As if the frontier still lay barely beyond the ridge, Rob Shatto scouted almost daily. If others had forgotten, and most had never experienced, Rob kept clear in his mind the deadly suddenness of Indian attack. Warning from others always came slowly and usually too late.
Becky Shatto and Flat understood. The rest did not. George and the others grumbled that Rob's scouting for shadows just made everybody nervous. It was always like that, Blue Moccasin thought. Throughout history, the geese sat fat and content until the foxes were among them.

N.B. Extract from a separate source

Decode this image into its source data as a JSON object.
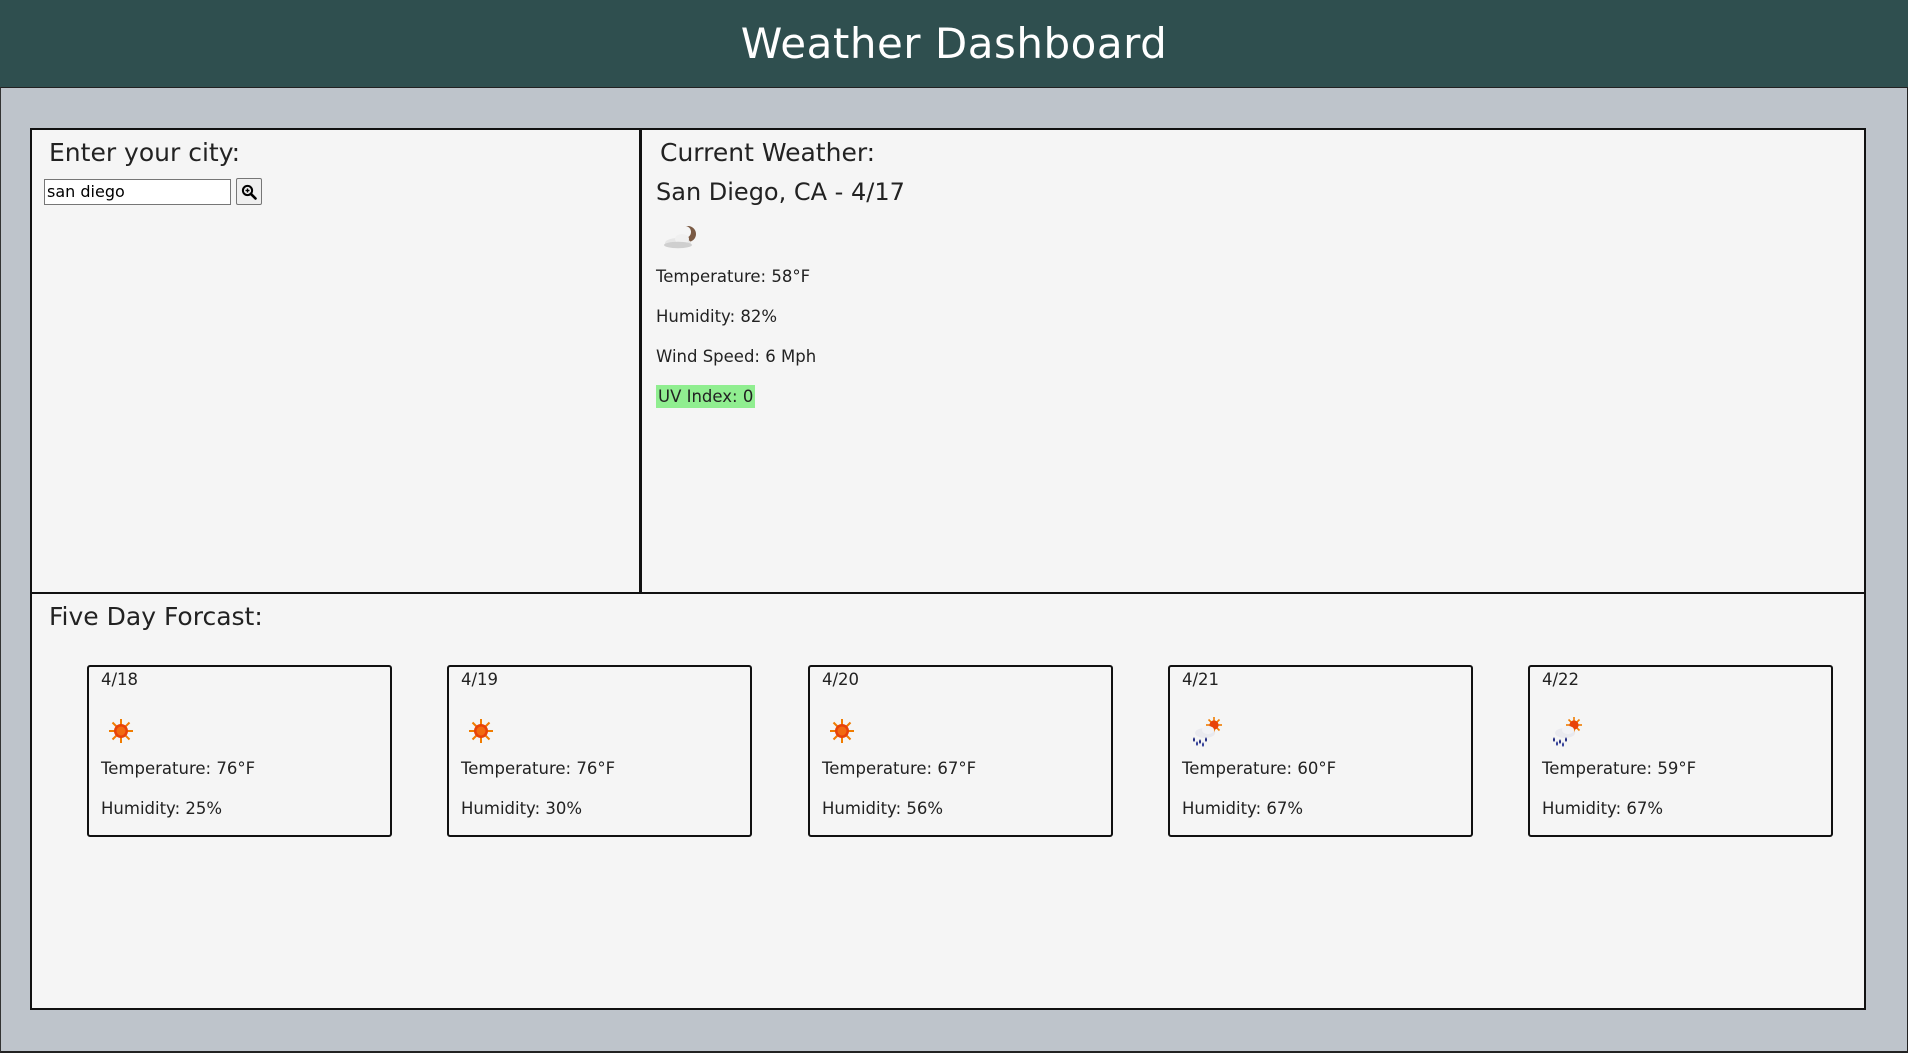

Becky laughingly told how Rob had claimed his people all had their eyes on the sides of their heads. like rabbits, cows, and other victims did. Rob believed that most of humanity huddled among the hunted, hoping that in their numbers someone else would be picked off by the killers who might appear.
Rob Shatto's eyes were clearly in the front-like eagles, hawks, wolves, panthers, and rattlesnakes. Rob did not wait for the hunters. Rob Shatto intended making them his prey.
3 Shatto's
Forest animals obey ingrained routines. They seek water, cross ridges at low points, follow familiar trails, avoid bogs, and circle obstacles. Animals seek shelter for their rest. In cool they choose warmth. In heat, they find a chill hollow or a breezy slope. Most rely on vision to protect them. All use their noses to detect prey or danger.